Dana wasn't convinced. She distrusted the head neuro-oncologist, one of the main faces of the hospital, who rather than answer her questions, rattled off places to eat. He is now known as Dr. Yelp. To be fair, Dana's questions were largely unanswerable. No one knows how she got this (nonsmoker, not a huge incidence of disease in the family, moderate cellphone abuser). Even if Dr. Yelp had witnessed every moment of her life, he'd still be guessing. He did recommend a rib joint. "Tell them I sent you," he said.

After a hopeful but fruitless attempt with Eastern medicine, which I won't get into for fear of pummeling my laptop into dust, Dana decided it was time. We flew in Sunday to meet with Dr. Boots, although this time he wore moccasins. Gone too was the swagger. Scrutinizing the latest MRI, he noted an area that until now hadn't drawn comment.

"This," he said, pointing, "we cannot remove."

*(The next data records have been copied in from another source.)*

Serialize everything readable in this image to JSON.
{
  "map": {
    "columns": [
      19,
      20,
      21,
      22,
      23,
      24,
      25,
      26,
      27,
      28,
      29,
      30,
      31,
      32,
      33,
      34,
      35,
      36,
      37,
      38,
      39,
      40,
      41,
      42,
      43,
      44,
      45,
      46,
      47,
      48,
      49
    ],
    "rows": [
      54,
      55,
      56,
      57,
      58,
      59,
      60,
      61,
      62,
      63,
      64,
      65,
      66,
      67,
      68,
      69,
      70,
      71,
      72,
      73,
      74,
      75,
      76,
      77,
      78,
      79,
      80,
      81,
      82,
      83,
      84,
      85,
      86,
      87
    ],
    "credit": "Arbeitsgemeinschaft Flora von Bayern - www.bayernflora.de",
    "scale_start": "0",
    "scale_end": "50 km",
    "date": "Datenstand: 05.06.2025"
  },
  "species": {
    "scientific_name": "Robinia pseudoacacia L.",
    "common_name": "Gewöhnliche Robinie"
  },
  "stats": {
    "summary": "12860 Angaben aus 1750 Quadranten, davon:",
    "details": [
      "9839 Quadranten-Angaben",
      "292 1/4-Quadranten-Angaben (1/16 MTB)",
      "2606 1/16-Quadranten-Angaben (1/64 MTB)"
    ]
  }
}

Dana, her mother, and I gasped.

"This is near the hypothalamus," he explained. "It's too delicate. I'd need to do a biopsy, that's all."

"What does that part do?" Dana asked, trembling.

"Many things. But, well, that's the soul."

I'm an atheist. I don't believe in magic, voodoo, superstition. I believe Dana has a soul, if not in an actual sense.There is unfathomable power in this gift of a human being, this saint among friends, this creative dynamo -- a power that springs from a place that's more than tissue and blood. The healing road is mountainous; that spirit will guide her.

Surgery will not end this, and until we receive the biopsy results, the diagnosis is murky. But first things first: My wife must survive this operation and return as the same incredible person. And when that happens, I can state without hesitation that I will experience the happiest moment of my life. Her mother will give her the tiger finger puppet bought in the gift shop, and I will give the tiger a funny voice. Dana will wake up, recognize me, smile.